Chen Dong, Chen Chun-Long, Wei Guo-Wei
ArXiv. 2024 Dec 16:arXiv:2412.11386v1.
Metal-organic frameworks (MOFs) are porous, crystalline materials with high surface area, adjustable porosity, and structural tunability, making them ideal for diverse applications. However, traditional experimental and computational methods have limited scalability and interpretability, hindering effective exploration of MOF structure-property relationships. To address these challenges, we introduce, for the first time, a category-specific topological learning (CSTL), which combines algebraic topology with chemical insights for robust property prediction. The model represents MOF structures as simplicial complexes and incorporates elemental categorizations to enable balanced, interpretable machine learning study. By integrating category-specific persistent homology, CSTL captures both global and local structural characteristics, rendering multi-dimensional, category-specific descriptors that support a predictive model with high accuracy and robustness across eight MOF datasets, outperforming all previous results. This alignment of topological and chemical features enhances the predictive power and interpretability of CSTL, advancing understanding of structure-property relationships of MOFs and promoting efficient material discovery.

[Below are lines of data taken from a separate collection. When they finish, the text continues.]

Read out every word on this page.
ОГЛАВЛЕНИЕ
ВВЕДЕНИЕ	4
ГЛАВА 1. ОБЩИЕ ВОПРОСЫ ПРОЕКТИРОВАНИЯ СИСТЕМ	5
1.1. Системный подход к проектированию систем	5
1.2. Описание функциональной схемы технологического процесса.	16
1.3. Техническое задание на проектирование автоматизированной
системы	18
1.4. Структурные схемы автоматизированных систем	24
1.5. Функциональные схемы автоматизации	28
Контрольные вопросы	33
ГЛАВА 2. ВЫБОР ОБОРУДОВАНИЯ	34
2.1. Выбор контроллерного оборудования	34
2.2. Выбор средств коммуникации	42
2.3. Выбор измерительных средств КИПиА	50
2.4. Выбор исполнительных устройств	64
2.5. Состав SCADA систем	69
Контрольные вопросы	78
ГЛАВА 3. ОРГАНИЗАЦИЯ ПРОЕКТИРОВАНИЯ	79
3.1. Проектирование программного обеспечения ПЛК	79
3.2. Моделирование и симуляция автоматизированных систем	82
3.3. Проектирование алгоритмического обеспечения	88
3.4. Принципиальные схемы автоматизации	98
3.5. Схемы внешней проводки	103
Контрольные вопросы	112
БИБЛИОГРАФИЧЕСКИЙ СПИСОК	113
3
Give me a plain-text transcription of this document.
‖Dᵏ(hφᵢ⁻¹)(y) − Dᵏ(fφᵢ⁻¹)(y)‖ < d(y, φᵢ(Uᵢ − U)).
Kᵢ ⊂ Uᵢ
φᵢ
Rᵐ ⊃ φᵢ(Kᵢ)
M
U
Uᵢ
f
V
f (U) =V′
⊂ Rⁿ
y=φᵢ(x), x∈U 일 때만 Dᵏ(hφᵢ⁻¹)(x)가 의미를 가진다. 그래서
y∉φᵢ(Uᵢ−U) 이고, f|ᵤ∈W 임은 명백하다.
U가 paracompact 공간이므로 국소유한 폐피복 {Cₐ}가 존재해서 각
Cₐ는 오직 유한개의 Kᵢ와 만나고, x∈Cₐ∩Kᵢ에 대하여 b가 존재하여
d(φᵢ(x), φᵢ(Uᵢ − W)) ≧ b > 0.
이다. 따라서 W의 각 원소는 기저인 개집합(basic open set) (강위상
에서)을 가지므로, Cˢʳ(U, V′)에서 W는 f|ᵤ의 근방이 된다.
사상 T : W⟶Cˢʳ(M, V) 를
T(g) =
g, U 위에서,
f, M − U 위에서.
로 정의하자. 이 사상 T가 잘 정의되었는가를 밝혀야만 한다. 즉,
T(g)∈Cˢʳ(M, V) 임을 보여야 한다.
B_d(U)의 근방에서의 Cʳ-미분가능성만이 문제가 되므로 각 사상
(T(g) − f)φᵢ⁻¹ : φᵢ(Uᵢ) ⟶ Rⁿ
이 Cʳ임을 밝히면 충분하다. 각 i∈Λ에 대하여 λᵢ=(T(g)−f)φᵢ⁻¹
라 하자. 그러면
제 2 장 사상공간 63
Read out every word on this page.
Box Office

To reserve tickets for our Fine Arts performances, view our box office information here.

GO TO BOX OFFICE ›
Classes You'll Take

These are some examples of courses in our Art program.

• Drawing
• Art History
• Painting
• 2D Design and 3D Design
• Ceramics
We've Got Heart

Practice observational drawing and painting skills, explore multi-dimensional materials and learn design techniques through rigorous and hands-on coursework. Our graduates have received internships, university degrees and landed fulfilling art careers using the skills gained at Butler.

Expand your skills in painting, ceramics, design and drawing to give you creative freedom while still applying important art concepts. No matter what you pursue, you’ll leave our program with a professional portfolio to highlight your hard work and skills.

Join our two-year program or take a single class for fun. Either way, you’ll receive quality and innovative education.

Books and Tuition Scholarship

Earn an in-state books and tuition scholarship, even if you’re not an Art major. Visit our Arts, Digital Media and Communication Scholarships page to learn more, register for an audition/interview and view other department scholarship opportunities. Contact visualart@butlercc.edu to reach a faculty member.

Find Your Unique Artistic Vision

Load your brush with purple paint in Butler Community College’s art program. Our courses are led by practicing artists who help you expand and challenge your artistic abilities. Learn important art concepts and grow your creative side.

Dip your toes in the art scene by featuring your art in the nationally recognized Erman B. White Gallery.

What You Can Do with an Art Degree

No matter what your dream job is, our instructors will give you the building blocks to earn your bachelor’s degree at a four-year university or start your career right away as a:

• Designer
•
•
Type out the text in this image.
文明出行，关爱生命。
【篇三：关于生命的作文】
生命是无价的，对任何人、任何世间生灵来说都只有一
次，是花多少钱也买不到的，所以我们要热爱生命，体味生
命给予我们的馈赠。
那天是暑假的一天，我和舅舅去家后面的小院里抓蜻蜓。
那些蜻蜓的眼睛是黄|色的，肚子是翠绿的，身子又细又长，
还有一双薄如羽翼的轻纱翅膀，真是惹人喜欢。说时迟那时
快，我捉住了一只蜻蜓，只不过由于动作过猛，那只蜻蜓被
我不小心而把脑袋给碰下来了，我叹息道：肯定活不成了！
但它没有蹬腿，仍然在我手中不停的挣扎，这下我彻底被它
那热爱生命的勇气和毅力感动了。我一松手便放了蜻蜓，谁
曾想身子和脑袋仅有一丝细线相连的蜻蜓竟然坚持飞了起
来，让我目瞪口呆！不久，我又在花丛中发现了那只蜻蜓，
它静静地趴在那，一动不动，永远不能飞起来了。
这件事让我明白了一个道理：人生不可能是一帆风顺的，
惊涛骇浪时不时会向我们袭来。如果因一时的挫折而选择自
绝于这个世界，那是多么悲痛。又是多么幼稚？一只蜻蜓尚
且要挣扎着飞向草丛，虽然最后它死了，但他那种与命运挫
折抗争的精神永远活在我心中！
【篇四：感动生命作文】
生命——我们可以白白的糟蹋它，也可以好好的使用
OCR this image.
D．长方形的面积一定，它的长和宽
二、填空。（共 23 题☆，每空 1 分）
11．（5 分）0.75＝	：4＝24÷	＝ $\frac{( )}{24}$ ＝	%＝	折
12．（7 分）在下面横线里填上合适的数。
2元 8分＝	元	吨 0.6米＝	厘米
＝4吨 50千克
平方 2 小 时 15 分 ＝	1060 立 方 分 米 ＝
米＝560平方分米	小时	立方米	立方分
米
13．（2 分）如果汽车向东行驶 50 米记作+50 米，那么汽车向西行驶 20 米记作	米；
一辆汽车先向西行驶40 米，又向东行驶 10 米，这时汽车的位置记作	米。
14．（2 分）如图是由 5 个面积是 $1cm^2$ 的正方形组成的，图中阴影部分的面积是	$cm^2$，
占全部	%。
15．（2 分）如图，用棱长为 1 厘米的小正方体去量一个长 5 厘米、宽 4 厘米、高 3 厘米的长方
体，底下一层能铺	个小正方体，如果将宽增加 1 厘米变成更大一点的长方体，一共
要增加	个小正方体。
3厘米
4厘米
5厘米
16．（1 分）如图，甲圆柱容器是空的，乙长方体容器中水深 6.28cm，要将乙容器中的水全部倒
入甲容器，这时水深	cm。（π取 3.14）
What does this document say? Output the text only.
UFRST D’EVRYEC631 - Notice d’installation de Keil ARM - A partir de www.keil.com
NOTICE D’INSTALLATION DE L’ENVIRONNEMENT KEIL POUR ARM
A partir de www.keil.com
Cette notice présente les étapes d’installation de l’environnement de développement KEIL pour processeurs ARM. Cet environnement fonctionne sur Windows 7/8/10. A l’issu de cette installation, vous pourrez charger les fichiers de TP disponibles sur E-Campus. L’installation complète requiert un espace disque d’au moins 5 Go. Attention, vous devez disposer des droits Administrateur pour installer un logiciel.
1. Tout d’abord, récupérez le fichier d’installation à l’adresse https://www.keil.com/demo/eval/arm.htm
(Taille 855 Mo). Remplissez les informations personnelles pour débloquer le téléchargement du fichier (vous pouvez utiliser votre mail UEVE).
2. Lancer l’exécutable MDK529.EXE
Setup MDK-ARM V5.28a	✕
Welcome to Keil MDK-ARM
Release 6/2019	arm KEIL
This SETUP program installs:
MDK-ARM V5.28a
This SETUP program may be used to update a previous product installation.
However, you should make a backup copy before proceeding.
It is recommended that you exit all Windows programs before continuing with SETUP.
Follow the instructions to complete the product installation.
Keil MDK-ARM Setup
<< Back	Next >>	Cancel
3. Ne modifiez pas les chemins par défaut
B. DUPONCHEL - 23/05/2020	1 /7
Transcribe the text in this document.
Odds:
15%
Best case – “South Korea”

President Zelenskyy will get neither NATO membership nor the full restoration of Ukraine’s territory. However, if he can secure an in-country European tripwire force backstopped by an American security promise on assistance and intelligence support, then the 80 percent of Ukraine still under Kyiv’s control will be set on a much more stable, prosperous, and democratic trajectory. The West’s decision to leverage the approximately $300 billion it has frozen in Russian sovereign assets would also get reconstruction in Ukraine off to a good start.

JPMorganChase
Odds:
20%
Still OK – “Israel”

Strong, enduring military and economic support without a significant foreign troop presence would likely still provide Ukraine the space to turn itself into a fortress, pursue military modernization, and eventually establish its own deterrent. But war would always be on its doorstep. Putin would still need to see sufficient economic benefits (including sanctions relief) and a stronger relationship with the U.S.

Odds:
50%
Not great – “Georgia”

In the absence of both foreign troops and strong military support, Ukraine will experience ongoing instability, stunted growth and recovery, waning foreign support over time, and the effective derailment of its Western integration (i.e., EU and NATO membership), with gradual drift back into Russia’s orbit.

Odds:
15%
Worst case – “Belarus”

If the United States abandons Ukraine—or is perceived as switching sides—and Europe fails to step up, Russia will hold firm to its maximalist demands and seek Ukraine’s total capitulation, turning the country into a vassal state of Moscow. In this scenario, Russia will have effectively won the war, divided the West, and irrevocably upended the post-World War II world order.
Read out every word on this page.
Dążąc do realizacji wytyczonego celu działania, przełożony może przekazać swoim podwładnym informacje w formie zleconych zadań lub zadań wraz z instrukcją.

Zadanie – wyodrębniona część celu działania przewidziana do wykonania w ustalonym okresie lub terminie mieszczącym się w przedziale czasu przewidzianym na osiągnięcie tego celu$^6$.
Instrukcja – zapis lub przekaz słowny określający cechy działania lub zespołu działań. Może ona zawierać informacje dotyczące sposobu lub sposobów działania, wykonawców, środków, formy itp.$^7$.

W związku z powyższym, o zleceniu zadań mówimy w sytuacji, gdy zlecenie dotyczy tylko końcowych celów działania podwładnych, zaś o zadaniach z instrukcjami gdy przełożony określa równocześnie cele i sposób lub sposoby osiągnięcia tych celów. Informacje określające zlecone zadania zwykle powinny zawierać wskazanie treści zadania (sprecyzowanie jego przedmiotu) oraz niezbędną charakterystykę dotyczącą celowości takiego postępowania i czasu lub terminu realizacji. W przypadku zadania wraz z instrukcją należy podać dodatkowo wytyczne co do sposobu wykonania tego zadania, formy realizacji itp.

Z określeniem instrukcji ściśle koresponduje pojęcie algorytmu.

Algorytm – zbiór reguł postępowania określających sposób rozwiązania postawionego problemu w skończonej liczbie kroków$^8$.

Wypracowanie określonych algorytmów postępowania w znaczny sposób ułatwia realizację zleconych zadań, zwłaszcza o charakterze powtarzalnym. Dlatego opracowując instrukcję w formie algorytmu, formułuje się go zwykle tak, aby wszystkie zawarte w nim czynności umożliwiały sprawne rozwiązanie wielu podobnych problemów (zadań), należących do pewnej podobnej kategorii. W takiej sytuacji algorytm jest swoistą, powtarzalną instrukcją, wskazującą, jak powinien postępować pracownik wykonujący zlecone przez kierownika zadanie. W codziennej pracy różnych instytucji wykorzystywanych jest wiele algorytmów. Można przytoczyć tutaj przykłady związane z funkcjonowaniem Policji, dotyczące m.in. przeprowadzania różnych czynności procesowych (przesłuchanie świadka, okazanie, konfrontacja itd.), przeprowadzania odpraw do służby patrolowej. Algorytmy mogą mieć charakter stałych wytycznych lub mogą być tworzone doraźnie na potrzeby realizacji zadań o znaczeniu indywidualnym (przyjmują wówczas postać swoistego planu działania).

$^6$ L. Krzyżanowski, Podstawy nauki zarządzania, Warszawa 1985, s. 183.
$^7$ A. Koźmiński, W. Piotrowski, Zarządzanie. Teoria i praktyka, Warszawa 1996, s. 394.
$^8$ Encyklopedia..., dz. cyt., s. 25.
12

金属有机框架(MOFs)是具有高比表面积、可调节孔隙率和结构可调性的多孔晶体材料,使其成为各种应用的理想选择。然而,传统的实验和计算方法具有有限的可扩展性和可解释性,阻碍了对MOF结构-性能关系的有效探索。为了应对这些挑战,我们首次引入了一种特定类别拓扑学习(CSTL)方法,该方法将代数拓扑与化学见解相结合,以进行可靠的性能预测。该模型将MOF结构表示为单纯复形,并纳入元素分类,以实现平衡、可解释的机器学习研究。通过整合特定类别的持久同调,CSTL捕获了全局和局部结构特征,生成了多维度、特定类别的描述符,支持在八个MOF数据集上具有高精度和鲁棒性的预测模型,优于所有先前的结果。拓扑和化学特征的这种匹配增强了CSTL的预测能力和可解释性,推进了对MOF结构-性能关系的理解,并促进了高效的材料发现。